Secondly, these policies have effectively promoted the production of related industries and products. This is the effect of the "two new" policies from the production side. Let me share a few figures: In the first three quarters, the manufacturing of ships and related devices, broadcasting and television equipment, and communication equipment grew by 20.5%, 19.8% and 12.9%, respectively, with these industries experiencing rapid growth driven by large-scale equipment renewal. The production of food manufacturing machinery, specialized equipment for agricultural product processing and specialized packaging equipment increased by 38.1%, 34.6% and 11.8%, respectively. In the first three quarters, the production of new energy vehicles grew by 33.8% while related charging pile production increased by 57.2%. Household refrigerators, air conditioners and smart TVs also achieved rapid growth.
Thirdly, these policies have effectively supported economic stabilization and recovery. This is a natural outcome, as positive changes on both the production and demand sides have led to improvements in key metrics across industry, services, investment and retail. In September, several production and demand indicators showed marginal improvements, indicating that the economy is stabilizing and recovering.
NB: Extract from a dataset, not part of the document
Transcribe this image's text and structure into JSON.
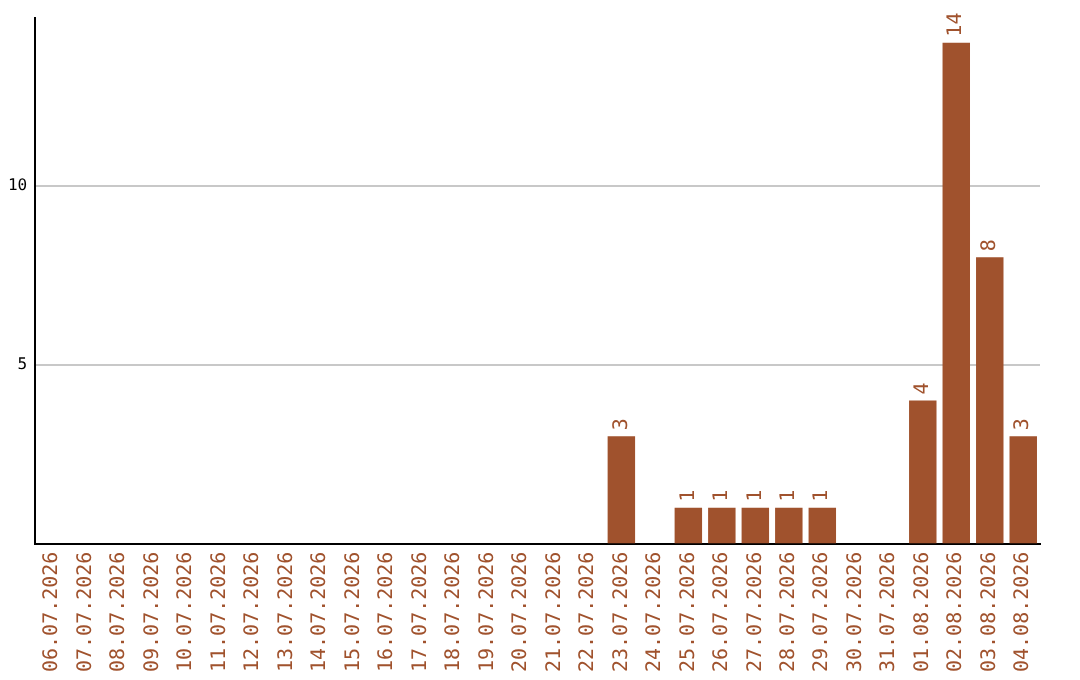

Fourthly, these policies have effectively improved market expectations. Continuous reinforcement of macroeconomic policies has effectively boosted market confidence, with businesses feeling optimistic about their performance in the fourth quarter. In September, the manufacturing PMI rose by 0.7 percentage point from the previous month and the production index rose by 1.4 percentage points, with business conditions for monitored enterprises across traditional and emerging industries both seeing significant improvements.
Fifthly, these policies have effectively revitalized market activity. From the perspective of financial markets, both the stock market and the real estate market have rebounded, with the stock market showing a clear recovery and real estate transactions becoming more active.
Considering these five aspects, we believe that the series of policies issued by the central government to stabilize growth, the real estate market and market expectations are having a positive effect. Some policies are still being implemented. We hope that local governments will urgently issue corresponding detailed rules to enhance the implementation of these central policies, allowing them to unleash greater potential and consolidate the trend of economic stabilization and recovery. Thank you!